[Photos] 5+ Years of Extreme Spring Weather Strikes Laramie
Blizzards and floods are signs the grass (and license plates) is turning green in Laramie. With spring comes moisture… lots of it.
Last Thursday, June 1, Laramie had a flood warning that came with some hail, lots of rain, and some pool-sized puddles sprinkled throughout town.
Precisely two weeks before that, a tornado. Or Landspout, apparently. A funnel cloud on May 18 prompted tornado drills in schools across town and was photographed east of town.
Extreme weather seems to be the norm these days:
- The flood of August 2022: Almost 3 inches of rain fell in a short amount of time on the 14th, closing several streets and damaging parts of Fox Creek Road.

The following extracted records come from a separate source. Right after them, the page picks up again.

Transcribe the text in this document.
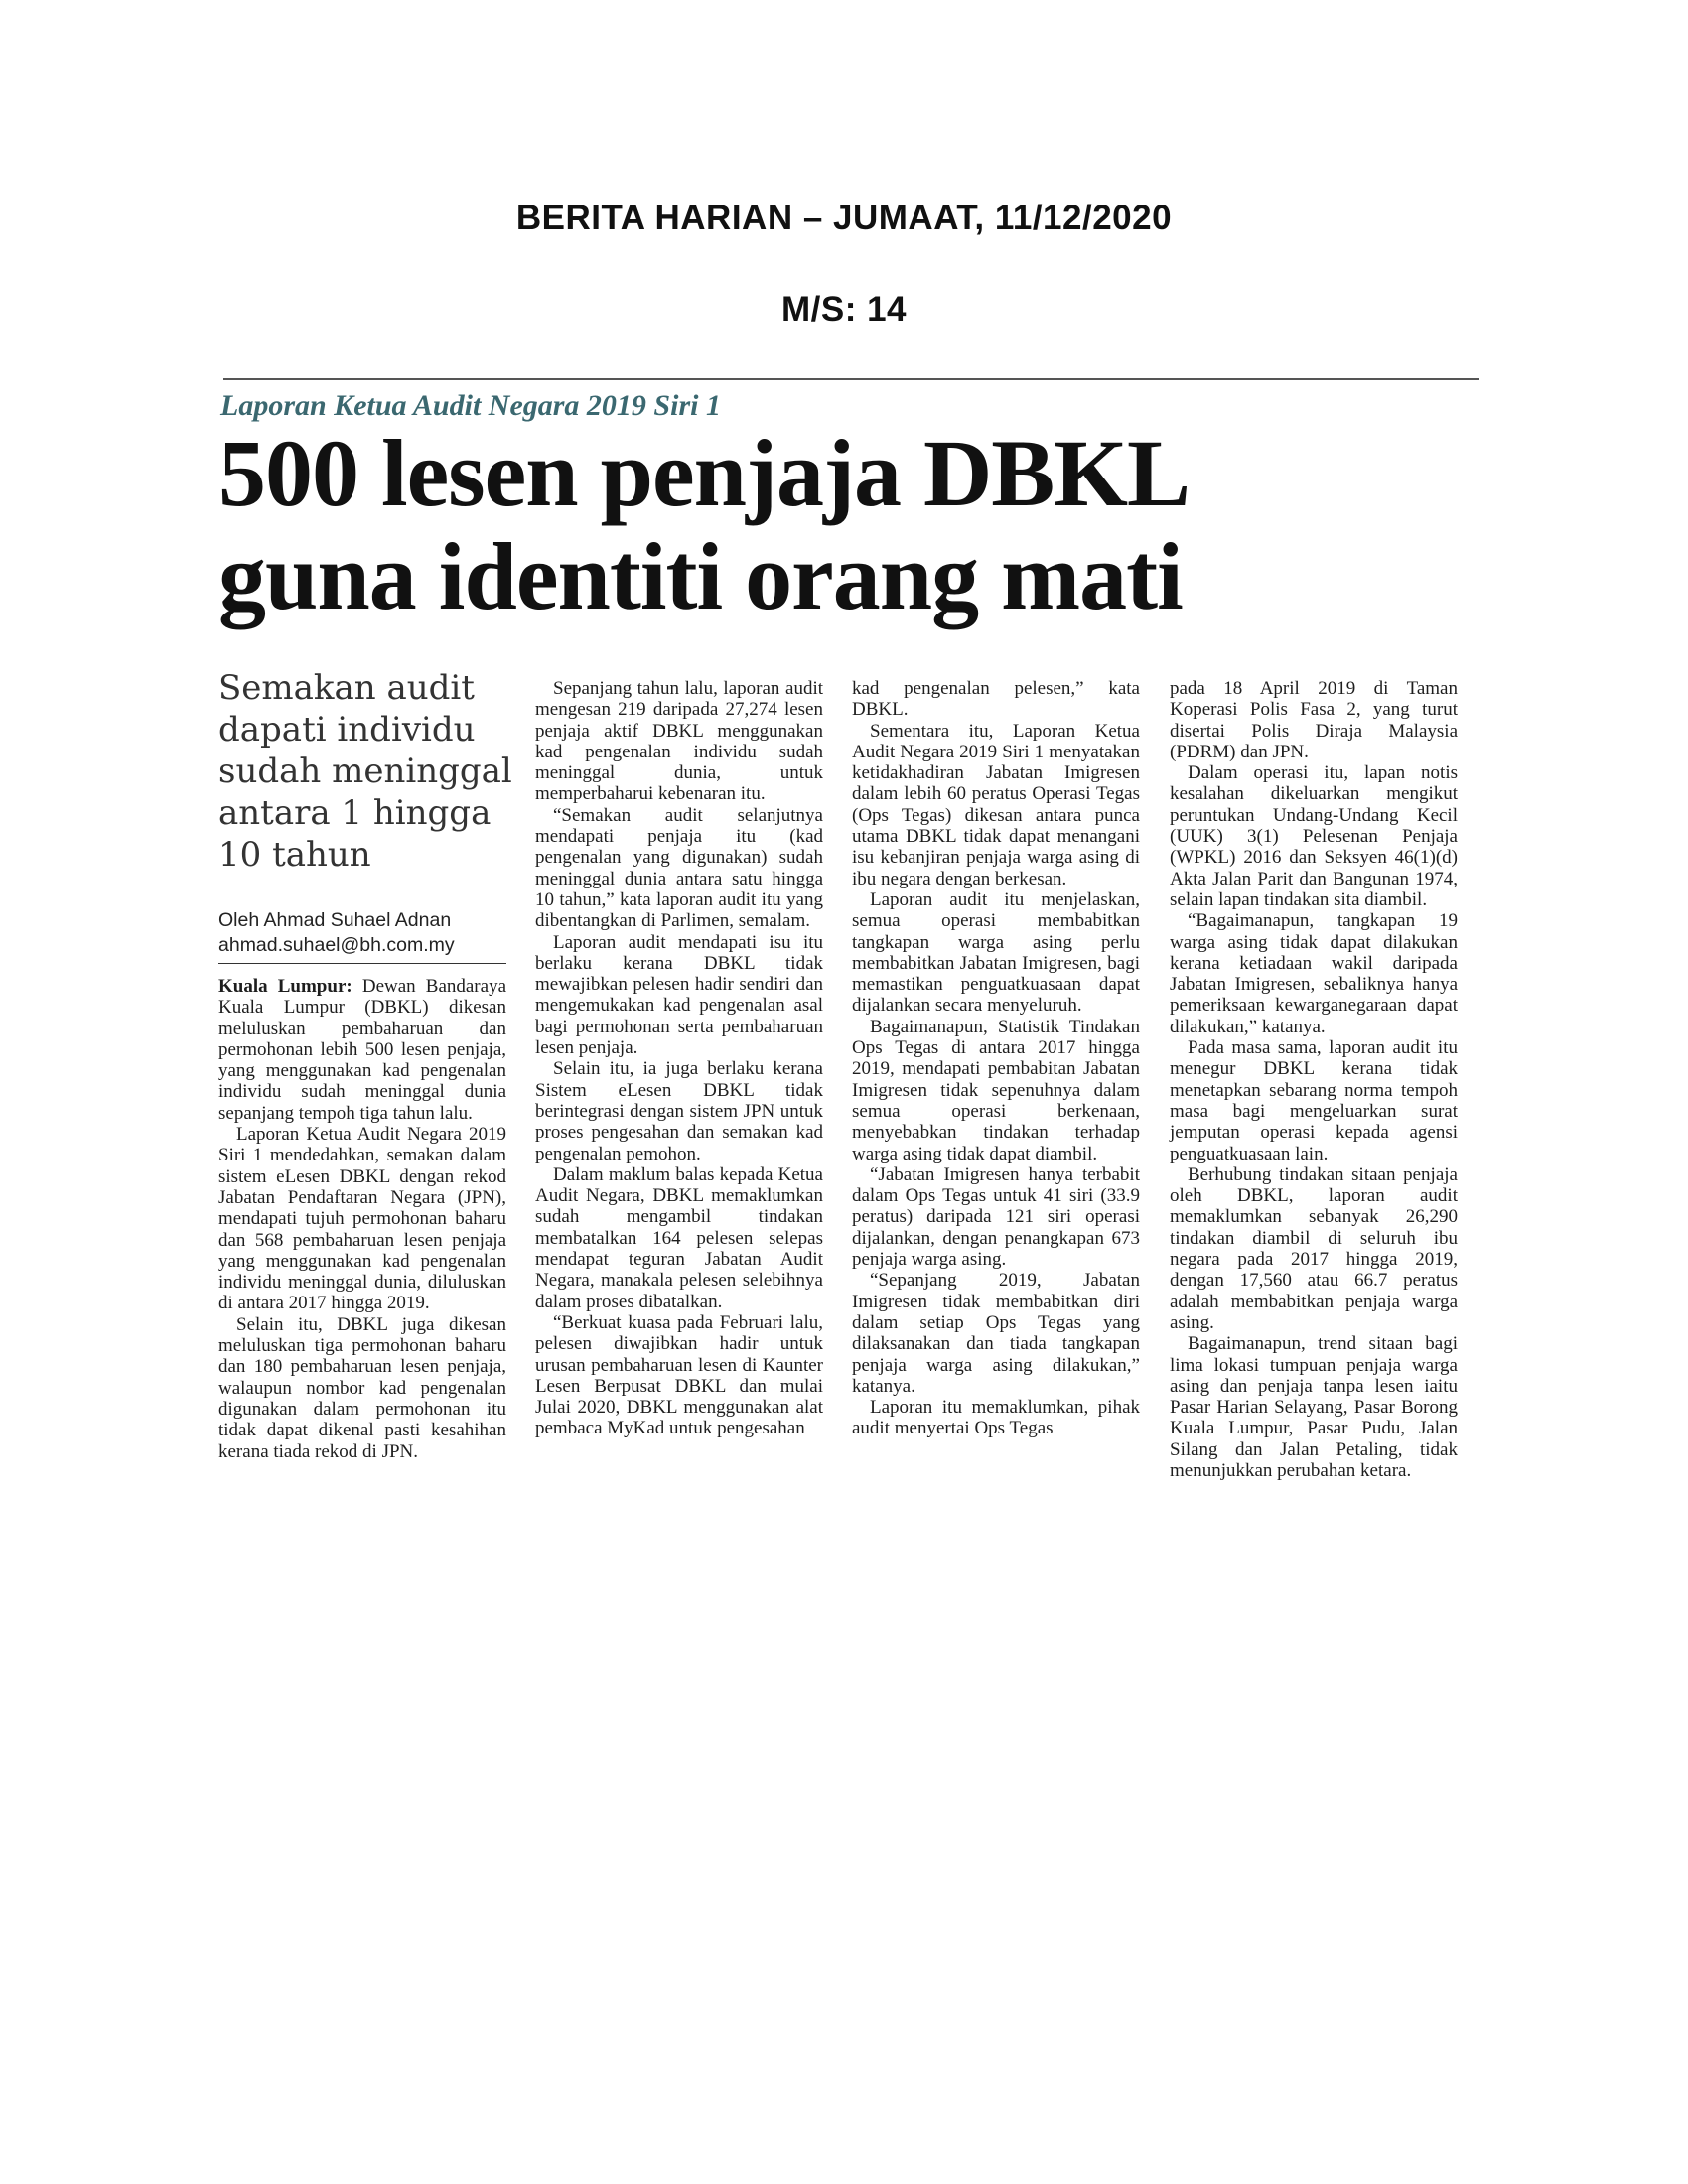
BERITA HARIAN – JUMAAT, 11/12/2020
M/S: 14
Laporan Ketua Audit Negara 2019 Siri 1
500 lesen penjaja DBKL
guna identiti orang mati
Semakan audit
dapati individu
sudah meninggal
antara 1 hingga
10 tahun
Oleh Ahmad Suhael Adnan
ahmad.suhael@bh.com.my

Kuala Lumpur: Dewan Bandaraya Kuala Lumpur (DBKL) dikesan meluluskan pembaharuan dan permohonan lebih 500 lesen penjaja, yang menggunakan kad pengenalan individu sudah meninggal dunia sepanjang tempoh tiga tahun lalu.

Laporan Ketua Audit Negara 2019 Siri 1 mendedahkan, semakan dalam sistem eLesen DBKL dengan rekod Jabatan Pendaftaran Negara (JPN), mendapati tujuh permohonan baharu dan 568 pembaharuan lesen penjaja yang menggunakan kad pengenalan individu meninggal dunia, diluluskan di antara 2017 hingga 2019.

Selain itu, DBKL juga dikesan meluluskan tiga permohonan baharu dan 180 pembaharuan lesen penjaja, walaupun nombor kad pengenalan digunakan dalam permohonan itu tidak dapat dikenal pasti kesahihan kerana tiada rekod di JPN.

Sepanjang tahun lalu, laporan audit mengesan 219 daripada 27,274 lesen penjaja aktif DBKL menggunakan kad pengenalan individu sudah meninggal dunia, untuk memperbaharui kebenaran itu.

“Semakan audit selanjutnya mendapati penjaja itu (kad pengenalan yang digunakan) sudah meninggal dunia antara satu hingga 10 tahun,” kata laporan audit itu yang dibentangkan di Parlimen, semalam.

Laporan audit mendapati isu itu berlaku kerana DBKL tidak mewajibkan pelesen hadir sendiri dan mengemukakan kad pengenalan asal bagi permohonan serta pembaharuan lesen penjaja.

Selain itu, ia juga berlaku kerana Sistem eLesen DBKL tidak berintegrasi dengan sistem JPN untuk proses pengesahan dan semakan kad pengenalan pemohon.

Dalam maklum balas kepada Ketua Audit Negara, DBKL memaklumkan sudah mengambil tindakan membatalkan 164 pelesen selepas mendapat teguran Jabatan Audit Negara, manakala pelesen selebihnya dalam proses dibatalkan.

“Berkuat kuasa pada Februari lalu, pelesen diwajibkan hadir untuk urusan pembaharuan lesen di Kaunter Lesen Berpusat DBKL dan mulai Julai 2020, DBKL menggunakan alat pembaca MyKad untuk pengesahan

kad pengenalan pelesen,” kata DBKL.

Sementara itu, Laporan Ketua Audit Negara 2019 Siri 1 menyatakan ketidakhadiran Jabatan Imigresen dalam lebih 60 peratus Operasi Tegas (Ops Tegas) dikesan antara punca utama DBKL tidak dapat menangani isu kebanjiran penjaja warga asing di ibu negara dengan berkesan.

Laporan audit itu menjelaskan, semua operasi membabitkan tangkapan warga asing perlu membabitkan Jabatan Imigresen, bagi memastikan penguatkuasaan dapat dijalankan secara menyeluruh.

Bagaimanapun, Statistik Tindakan Ops Tegas di antara 2017 hingga 2019, mendapati pembabitan Jabatan Imigresen tidak sepenuhnya dalam semua operasi berkenaan, menyebabkan tindakan terhadap warga asing tidak dapat diambil.

“Jabatan Imigresen hanya terbabit dalam Ops Tegas untuk 41 siri (33.9 peratus) daripada 121 siri operasi dijalankan, dengan penangkapan 673 penjaja warga asing.

“Sepanjang 2019, Jabatan Imigresen tidak membabitkan diri dalam setiap Ops Tegas yang dilaksanakan dan tiada tangkapan penjaja warga asing dilakukan,” katanya.

Laporan itu memaklumkan, pihak audit menyertai Ops Tegas

pada 18 April 2019 di Taman Koperasi Polis Fasa 2, yang turut disertai Polis Diraja Malaysia (PDRM) dan JPN.

Dalam operasi itu, lapan notis kesalahan dikeluarkan mengikut peruntukan Undang-Undang Kecil (UUK) 3(1) Pelesenan Penjaja (WPKL) 2016 dan Seksyen 46(1)(d) Akta Jalan Parit dan Bangunan 1974, selain lapan tindakan sita diambil.

“Bagaimanapun, tangkapan 19 warga asing tidak dapat dilakukan kerana ketiadaan wakil daripada Jabatan Imigresen, sebaliknya hanya pemeriksaan kewarganegaraan dapat dilakukan,” katanya.

Pada masa sama, laporan audit itu menegur DBKL kerana tidak menetapkan sebarang norma tempoh masa bagi mengeluarkan surat jemputan operasi kepada agensi penguatkuasaan lain.

Berhubung tindakan sitaan penjaja oleh DBKL, laporan audit memaklumkan sebanyak 26,290 tindakan diambil di seluruh ibu negara pada 2017 hingga 2019, dengan 17,560 atau 66.7 peratus adalah membabitkan penjaja warga asing.

Bagaimanapun, trend sitaan bagi lima lokasi tumpuan penjaja warga asing dan penjaja tanpa lesen iaitu Pasar Harian Selayang, Pasar Borong Kuala Lumpur, Pasar Pudu, Jalan Silang dan Jalan Petaling, tidak menunjukkan perubahan ketara.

- A derecho June 6, 2020. Spanish for “straight ahead,” the National Weather Service says, “A derecho (pronounced similar to "deh-REY-cho") is a widespread, long-lived wind storm that is associated with a band of rapidly moving showers or thunderstorms. Although a derecho can produce destruction similar to the strength of tornadoes, the damage typically is directed in one direction along a relatively straight swath. As a result, the term "straight-line wind damage" sometimes is used to describe derecho damage. By definition, if the wind damage swath extends more than 240 miles (about 400 kilometers) and includes wind gusts of at least 58 mph (93 km/h) or greater along most of its length, then the event may be classified as a derecho.
Image Credit: National Weather Service/Conquer The Storm
The Rocky Mountain Derecho was photographed in South Dakota as it moved northeast from Utah
- Two back-to-back spring break blizzards: March 2020 and March 2019.
- The giant EF3 tornado of June 2018. This monster had peak winds of 150 mph, stormed over 11 miles, and had a max width of 600 yards–the length of 5 football fields. The twister struck Laramie on June 6 of that year.
The summer solstice is just around the corner, quieting blizzards and floods for the moment and ushering in another Wyoming season: wildfire.
In 2020, the Mullen Fire wreaked havoc through Colorado and headed Northwest, blazing a trail in Albany County, west of Laramie. The fire burned over 176,000 miles of land.